While the main Facebook SDK (vb.js) is loaded through a RequireJS shim (and hence - I believe - its scope is limited by RequireJS, so the require() function it defines doesn't interfere with RequireJS's global require() function), because the xd_arbiter.php code is loaded in an iframe it's somehow being executed in the global scope of the browser.
This seems to be causing a conflict with the RequireJS version of the function - every time the page loads we get a RequireJS error in xd_arbiter.php (line 13):
Error: Invalid require call
http://requirejs.org/docs/errors.html#requireargs
... which seems to be caused by the xd_arbiter.php code calling what it thinks is its own require() function, but is actually the RequireJS version of the function... and hence the parameters passed to the function are invalid for RequireJS.

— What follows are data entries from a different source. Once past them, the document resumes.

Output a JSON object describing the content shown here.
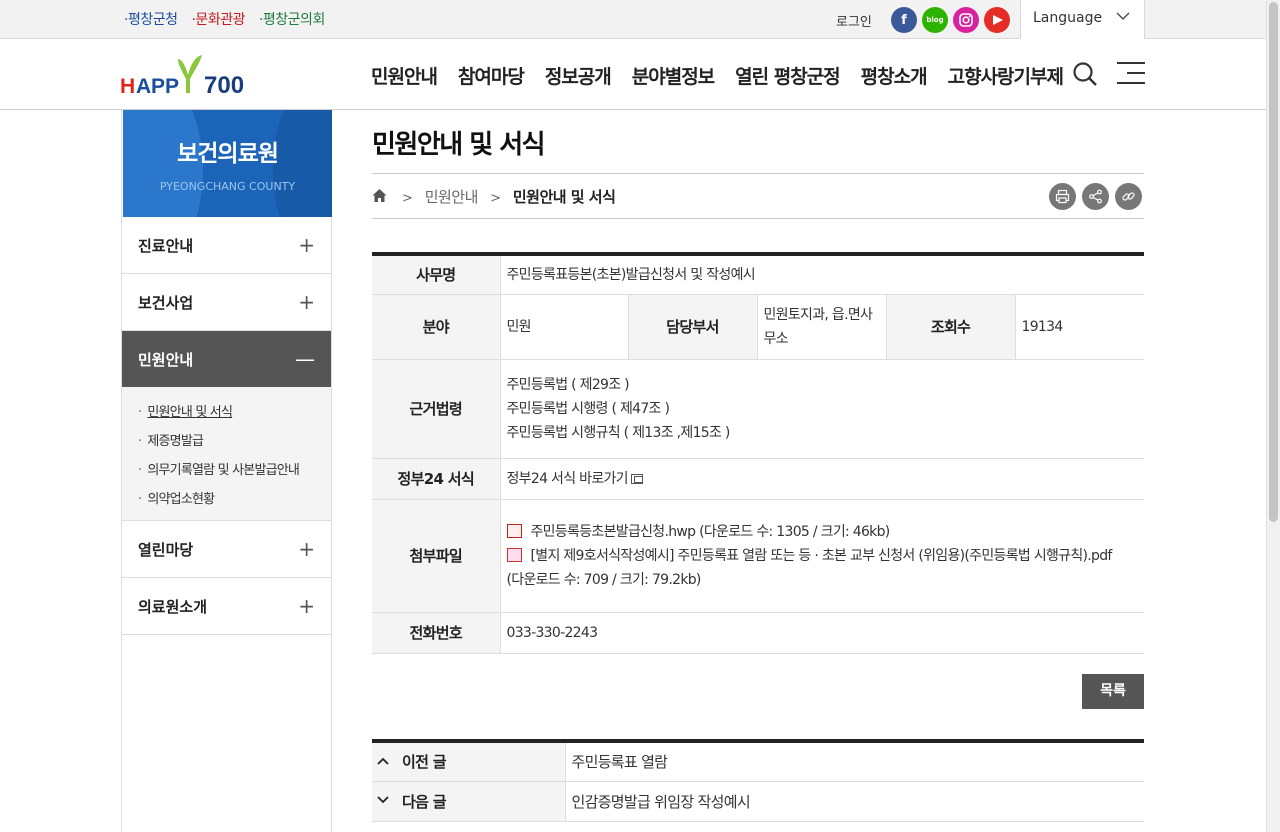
{
  "topbar": {
    "sites": [
      {
        "label": "·평창군청",
        "color": "#1a4e9c"
      },
      {
        "label": "·문화관광",
        "color": "#c8191f"
      },
      {
        "label": "·평창군의회",
        "color": "#1e7a3c"
      }
    ],
    "login": "로그인",
    "language": "Language"
  },
  "header": {
    "logo_text": "HAPPY700",
    "nav": [
      "민원안내",
      "참여마당",
      "정보공개",
      "분야별정보",
      "열린 평창군정",
      "평창소개",
      "고향사랑기부제"
    ]
  },
  "sidebar": {
    "title": "보건의료원",
    "subtitle": "PYEONGCHANG COUNTY",
    "items": [
      {
        "label": "진료안내",
        "toggle": "+"
      },
      {
        "label": "보건사업",
        "toggle": "+"
      },
      {
        "label": "민원안내",
        "toggle": "—"
      },
      {
        "label": "열린마당",
        "toggle": "+"
      },
      {
        "label": "의료원소개",
        "toggle": "+"
      }
    ],
    "sub_items": [
      "민원안내 및 서식",
      "제증명발급",
      "의무기록열람 및 사본발급안내",
      "의약업소현황"
    ]
  },
  "page": {
    "title": "민원안내 및 서식",
    "breadcrumb": [
      "민원안내",
      "민원안내 및 서식"
    ],
    "breadcrumb_sep": ">"
  },
  "detail": {
    "work_name_label": "사무명",
    "work_name": "주민등록표등본(초본)발급신청서 및 작성예시",
    "field_label": "분야",
    "field": "민원",
    "dept_label": "담당부서",
    "dept": "민원토지과, 읍.면사무소",
    "views_label": "조회수",
    "views": "19134",
    "law_label": "근거법령",
    "laws": [
      "주민등록법 ( 제29조 )",
      "주민등록법 시행령 ( 제47조 )",
      "주민등록법 시행규칙 ( 제13조 ,제15조 )"
    ],
    "gov24_label": "정부24 서식",
    "gov24_link": "정부24 서식 바로가기",
    "attach_label": "첨부파일",
    "attachments": [
      {
        "name": "주민등록등초본발급신청.hwp",
        "info": "(다운로드 수: 1305 / 크기: 46kb)"
      },
      {
        "name": "[별지 제9호서식작성예시] 주민등록표 열람 또는 등 · 초본 교부 신청서 (위임용)(주민등록법 시행규칙).pdf",
        "info": "(다운로드 수: 709 / 크기: 79.2kb)"
      }
    ],
    "phone_label": "전화번호",
    "phone": "033-330-2243"
  },
  "list_button": "목록",
  "prev_next": {
    "prev_label": "이전 글",
    "prev_title": "주민등록표 열람",
    "next_label": "다음 글",
    "next_title": "인감증명발급 위임장 작성예시"
  }
}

We're currently in the middle of trying to replace an old legacy/custom/hand-rolled module system with a nice, common, relatively-standard library like RequireJS, and this has brought us to a screeching halt.
The question
Can anyone suggest a way to either:
Persuade xd_arbiter.php to define a require() function not in the global scope,
In addition to vb.js, also load the scripts defined in xd_arbiter.php through RequireJS instead of via an iframe, or
Persuade RequireJS to not define a global require() function (for legacy reasons we're actually using a thin wrapper around RequireJS's require() function so our existing module code keeps working for now, so it's no great imposition to change the name of the method we call to define RequireJS modules, as it's only used in one place in the code)
... without doing something gross like hacking/forking RequireJS or the Facebook SDK?

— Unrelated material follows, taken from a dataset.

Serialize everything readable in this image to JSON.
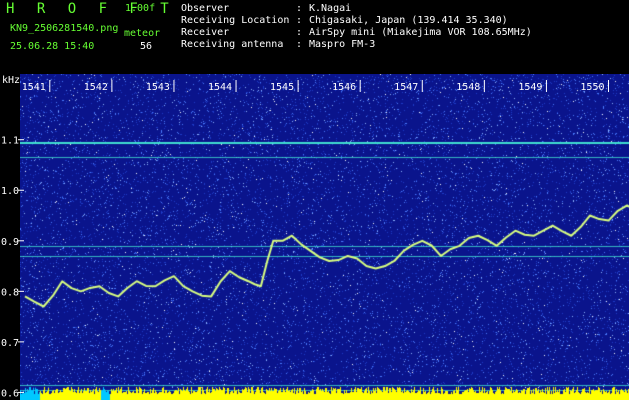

Alternatively, have we missed something really obvious somewhere that we should be doing differently? I'm pretty new to both RequireJS and the Facebook SDK, so I'm fully aware we may have just overlooked something/made a stupid mistake somewhere.

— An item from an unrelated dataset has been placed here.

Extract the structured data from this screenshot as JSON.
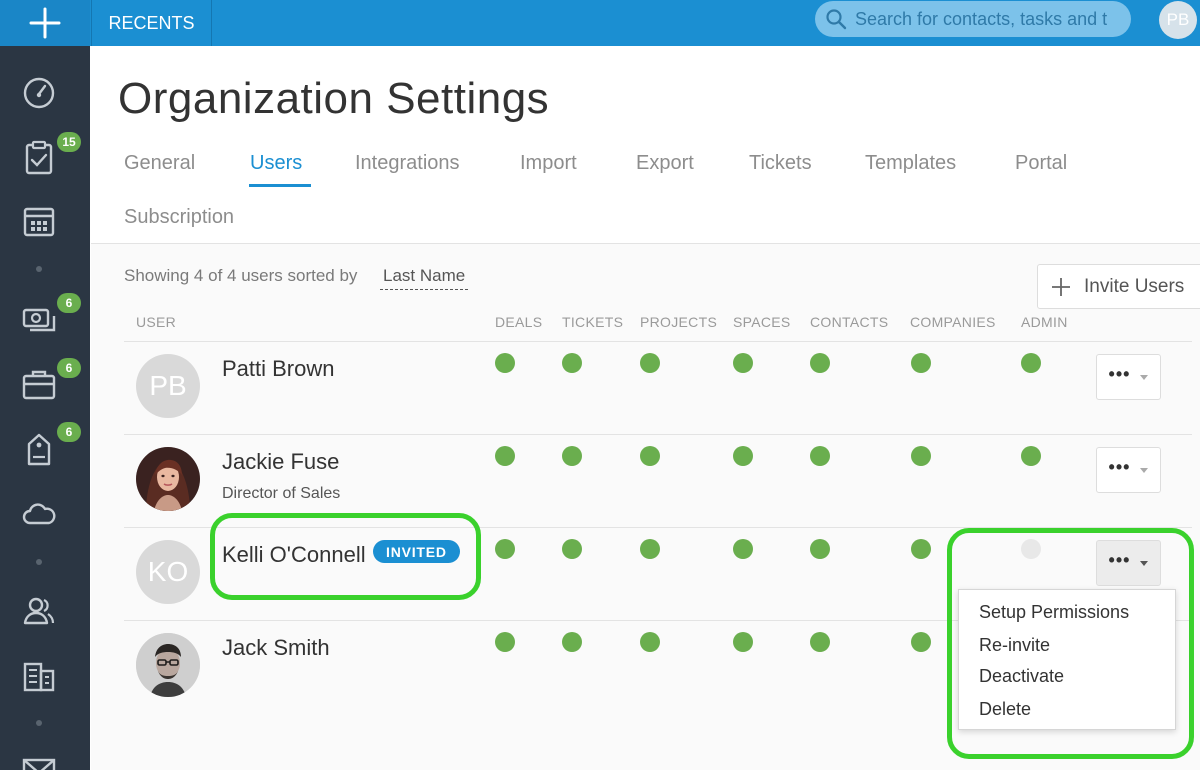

Never mind - it turned out to be a bug in the function we were (for legacy, compatibility reasons) using to wrap calls to RequireJS's require() function, that was legitimately calling require() with incorrect parameters.
For some reason some quirk of our setup was causing Firefox to report any and all JS errors on the page as having occurred in xd_arbiter.php (on a line which - by sheer dumb fluke - happened to have a call to the FB SDK's own require function!), instead of whichever actual file the error occurred in.